Monongalia has provided good to exceptional hunting for the past decade. There are a handful of wildlife management areas (WMAs) worth considering which would include Pedlar (766 acres), Snake Hill (3,092 acres) and Indian Creek (1036 acres). Coopers Rock State Forest which sits astraddle the Monongalia/Preston county line has 12,713 acres, and has a number of remote areas with little road access for the enterprising gobbler hunter who doesn't mind a hike.
Ritchie County has, for the past 20 years, been one of the better counties although it has tailed off fairly dramatically the past two or three seasons. However, given that it is relatively small in size, it still provides some pretty decent turkey hunting. You have about half of the Hughes River WMA (10,000 acres) and the Ritchie Mines WMA (1,768 acres) both in this county. Also from a lodging/accommodations stand point, North Bend State Park is centered in this county and it will provide you with quality digs if you opt to use this as your base of operations.

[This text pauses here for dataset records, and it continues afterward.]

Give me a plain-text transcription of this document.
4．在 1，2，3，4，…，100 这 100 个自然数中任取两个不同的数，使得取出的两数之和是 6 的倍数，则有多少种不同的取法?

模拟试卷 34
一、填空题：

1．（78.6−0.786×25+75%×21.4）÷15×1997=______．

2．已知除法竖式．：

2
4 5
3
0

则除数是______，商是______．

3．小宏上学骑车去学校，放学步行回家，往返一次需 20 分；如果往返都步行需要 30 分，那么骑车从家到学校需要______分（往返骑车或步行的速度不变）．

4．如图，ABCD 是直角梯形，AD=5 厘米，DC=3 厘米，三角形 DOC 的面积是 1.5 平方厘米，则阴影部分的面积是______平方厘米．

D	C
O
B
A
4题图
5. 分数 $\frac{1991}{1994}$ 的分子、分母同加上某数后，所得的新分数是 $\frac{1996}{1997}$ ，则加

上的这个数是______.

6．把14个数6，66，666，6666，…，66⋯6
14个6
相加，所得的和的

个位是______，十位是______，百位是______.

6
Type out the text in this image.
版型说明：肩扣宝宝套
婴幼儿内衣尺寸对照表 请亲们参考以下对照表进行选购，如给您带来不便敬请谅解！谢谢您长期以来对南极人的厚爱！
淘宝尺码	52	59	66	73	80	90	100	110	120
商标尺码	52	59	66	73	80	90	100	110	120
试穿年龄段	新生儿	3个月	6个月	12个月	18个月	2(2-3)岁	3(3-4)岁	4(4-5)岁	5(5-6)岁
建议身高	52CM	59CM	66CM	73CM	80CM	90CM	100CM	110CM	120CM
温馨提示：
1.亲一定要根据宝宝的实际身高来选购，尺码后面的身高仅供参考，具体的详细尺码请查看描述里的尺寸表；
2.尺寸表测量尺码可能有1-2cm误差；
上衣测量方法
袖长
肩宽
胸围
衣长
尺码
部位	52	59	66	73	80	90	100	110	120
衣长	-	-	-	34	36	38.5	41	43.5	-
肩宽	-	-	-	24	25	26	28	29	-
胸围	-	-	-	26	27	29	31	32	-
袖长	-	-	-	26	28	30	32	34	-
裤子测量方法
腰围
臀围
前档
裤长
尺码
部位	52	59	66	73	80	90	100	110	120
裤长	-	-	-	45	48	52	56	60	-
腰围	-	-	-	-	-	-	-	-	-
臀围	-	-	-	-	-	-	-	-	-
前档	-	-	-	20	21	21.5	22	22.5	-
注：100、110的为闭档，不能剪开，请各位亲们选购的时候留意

Many years ago, Hardy was one of the old traditional mountain counties for spring hunters. This county has a deep-rooted spring gobbler hunting tradition, as it was one of the first counties that offered good turkey hunting back in the late 1960s and 1970s when the initial growth in spring gobbler hunting was taking off. It is still providing pretty good hunting still today. A sizeable chunk of the George Washington National Forest (50,852 acres) lies along the eastern border of the county against the Virginia line. Lost River State Park can provide you with comfortable lodging.
For the past 10 to 15 years, Mercer County has been a pretty consistent place to hunt from a spring standpoint. The county's harvest usually hits 220 to 300 birds per spring season. However, the harvest has tailed off significantly the past two seasons with kills of 253 birds in 2008 and 212 in 2009. Even with the kill at 212 this works out to .50 toms per square mile of area.

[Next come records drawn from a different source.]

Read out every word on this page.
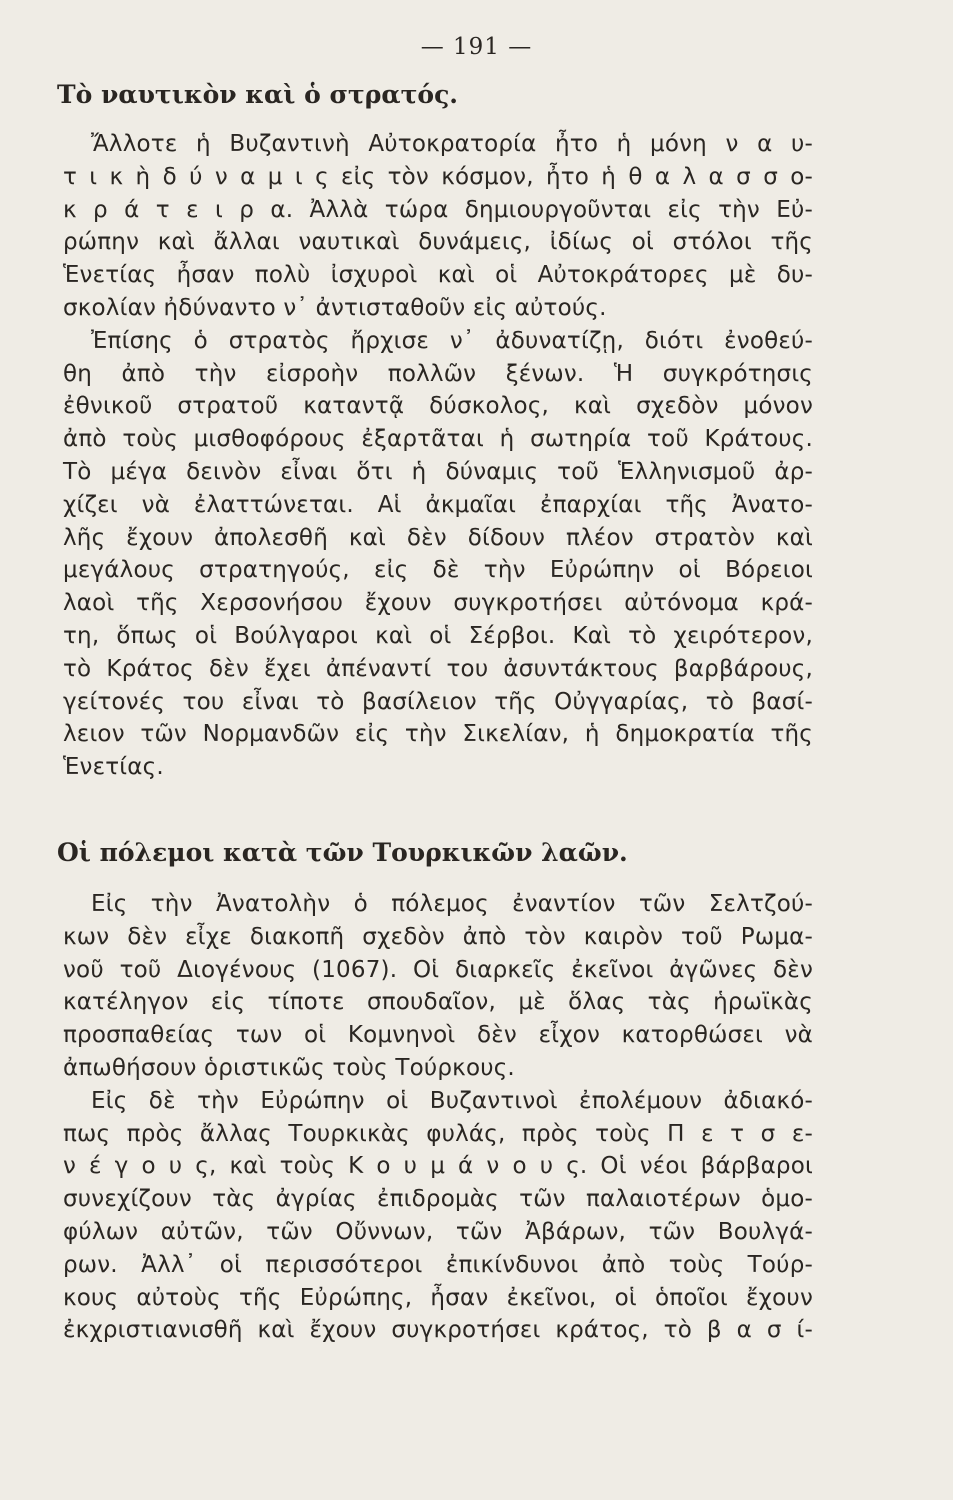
— 191 —
Τὸ ναυτικὸν καὶ ὁ στρατός.
Ἄλλοτε ἡ Βυζαντινὴ Αὐτοκρατορία ἦτο ἡ μόνη ν α υ-
τ ι κ ὴ δ ύ ν α μ ι ς εἰς τὸν κόσμον, ἦτο ἡ θ α λ α σ σ ο-
κ ρ ά τ ε ι ρ α. Ἀλλὰ τώρα δημιουργοῦνται εἰς τὴν Εὐ-
ρώπην καὶ ἄλλαι ναυτικαὶ δυνάμεις, ἰδίως οἱ στόλοι τῆς
Ἑνετίας ἦσαν πολὺ ἰσχυροὶ καὶ οἱ Αὐτοκράτορες μὲ δυ-
σκολίαν ἠδύναντο ν᾽ ἀντισταθοῦν εἰς αὐτούς.
Ἐπίσης ὁ στρατὸς ἤρχισε ν᾽ ἀδυνατίζῃ, διότι ἐνοθεύ-
θη ἀπὸ τὴν εἰσροὴν πολλῶν ξένων. Ἡ συγκρότησις
ἐθνικοῦ στρατοῦ καταντᾷ δύσκολος, καὶ σχεδὸν μόνον
ἀπὸ τοὺς μισθοφόρους ἐξαρτᾶται ἡ σωτηρία τοῦ Κράτους.
Τὸ μέγα δεινὸν εἶναι ὅτι ἡ δύναμις τοῦ Ἑλληνισμοῦ ἀρ-
χίζει νὰ ἐλαττώνεται. Αἱ ἀκμαῖαι ἐπαρχίαι τῆς Ἀνατο-
λῆς ἔχουν ἀπολεσθῆ καὶ δὲν δίδουν πλέον στρατὸν καὶ
μεγάλους στρατηγούς, εἰς δὲ τὴν Εὐρώπην οἱ Βόρειοι
λαοὶ τῆς Χερσονήσου ἔχουν συγκροτήσει αὐτόνομα κρά-
τη, ὅπως οἱ Βούλγαροι καὶ οἱ Σέρβοι. Καὶ τὸ χειρότερον,
τὸ Κράτος δὲν ἔχει ἀπέναντί του ἀσυντάκτους βαρβάρους,
γείτονές του εἶναι τὸ βασίλειον τῆς Οὐγγαρίας, τὸ βασί-
λειον τῶν Νορμανδῶν εἰς τὴν Σικελίαν, ἡ δημοκρατία τῆς
Ἑνετίας.
Οἱ πόλεμοι κατὰ τῶν Τουρκικῶν λαῶν.
Εἰς τὴν Ἀνατολὴν ὁ πόλεμος ἐναντίον τῶν Σελτζού-
κων δὲν εἶχε διακοπῆ σχεδὸν ἀπὸ τὸν καιρὸν τοῦ Ρωμα-
νοῦ τοῦ Διογένους (1067). Οἱ διαρκεῖς ἐκεῖνοι ἀγῶνες δὲν
κατέληγον εἰς τίποτε σπουδαῖον, μὲ ὅλας τὰς ἡρωϊκὰς
προσπαθείας των οἱ Κομνηνοὶ δὲν εἶχον κατορθώσει νὰ
ἀπωθήσουν ὁριστικῶς τοὺς Τούρκους.
Εἰς δὲ τὴν Εὐρώπην οἱ Βυζαντινοὶ ἐπολέμουν ἀδιακό-
πως πρὸς ἄλλας Τουρκικὰς φυλάς, πρὸς τοὺς Π ε τ σ ε-
ν έ γ ο υ ς, καὶ τοὺς Κ ο υ μ ά ν ο υ ς. Οἱ νέοι βάρβαροι
συνεχίζουν τὰς ἀγρίας ἐπιδρομὰς τῶν παλαιοτέρων ὁμο-
φύλων αὐτῶν, τῶν Οὔννων, τῶν Ἀβάρων, τῶν Βουλγά-
ρων. Ἀλλ᾽ οἱ περισσότεροι ἐπικίνδυνοι ἀπὸ τοὺς Τούρ-
κους αὐτοὺς τῆς Εὐρώπης, ἦσαν ἐκεῖνοι, οἱ ὁποῖοι ἔχουν
ἐκχριστιανισθῆ καὶ ἔχουν συγκροτήσει κράτος, τὸ β α σ ί-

As recently as 2005, Mercer posted a spring kill of 389 birds. With the great habitat found in this county I'd be willing to bet on a fairly decent rebound. Camp Creek State Forest has 5,200 acres of prime habitat and there's a pretty decent campground at the Marsh Fork area at the southern end of Forest.
Marshall County is another county that over the previous decade has occasionally showed up in the top 10 in total spring kill. In 2009, there were 213 birds killed and with an area of 315 square miles this brings it in at .68 gobblers per square mile of area. This means it is a pretty decent place to hunt for a longbeard.

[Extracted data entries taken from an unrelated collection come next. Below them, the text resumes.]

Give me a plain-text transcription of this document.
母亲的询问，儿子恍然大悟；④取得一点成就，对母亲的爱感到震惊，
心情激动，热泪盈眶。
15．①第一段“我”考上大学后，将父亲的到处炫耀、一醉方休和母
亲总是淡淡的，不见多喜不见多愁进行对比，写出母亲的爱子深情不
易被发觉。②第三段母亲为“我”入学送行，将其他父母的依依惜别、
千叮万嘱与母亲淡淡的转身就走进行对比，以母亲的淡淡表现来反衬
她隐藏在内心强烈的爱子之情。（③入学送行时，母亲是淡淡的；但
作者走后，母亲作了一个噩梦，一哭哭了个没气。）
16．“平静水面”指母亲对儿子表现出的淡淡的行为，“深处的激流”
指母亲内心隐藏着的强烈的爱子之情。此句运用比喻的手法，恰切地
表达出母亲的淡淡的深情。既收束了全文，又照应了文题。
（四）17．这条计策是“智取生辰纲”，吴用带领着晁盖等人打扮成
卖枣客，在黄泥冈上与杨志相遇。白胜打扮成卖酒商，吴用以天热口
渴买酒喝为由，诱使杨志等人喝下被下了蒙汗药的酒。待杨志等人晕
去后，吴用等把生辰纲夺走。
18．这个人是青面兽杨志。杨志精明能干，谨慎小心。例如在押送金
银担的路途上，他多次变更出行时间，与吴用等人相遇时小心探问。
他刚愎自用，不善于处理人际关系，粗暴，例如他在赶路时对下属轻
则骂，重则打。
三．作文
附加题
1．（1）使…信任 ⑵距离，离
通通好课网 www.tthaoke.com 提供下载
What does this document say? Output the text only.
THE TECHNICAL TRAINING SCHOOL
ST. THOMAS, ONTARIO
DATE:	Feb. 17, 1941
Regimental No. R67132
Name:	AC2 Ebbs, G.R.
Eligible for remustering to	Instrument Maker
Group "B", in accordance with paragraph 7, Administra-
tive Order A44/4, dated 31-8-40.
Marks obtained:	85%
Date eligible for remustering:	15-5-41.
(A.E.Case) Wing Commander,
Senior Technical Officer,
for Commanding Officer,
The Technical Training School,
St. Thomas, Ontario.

This is the ridge and valley country up in the Northern Panhandle with a mosaic of numerous small farms and rambling hardwood farm lots. The only drawback here is that there is little public hunting area here to peruse, so you'll need to do a little legwork to secure permission to hunt. If you can get the prerequisite permission to hunt, I don't think you will go away disappointed.
In the final analysis, the Mountain State is blessed with top shelf spring gobbler hunting, regardless of what area you finally settle on. These "sleeper" counties are but a handful of other places you might consider if you are itching to try a new area. Sometimes a little change is all one needs to re-energize their efforts!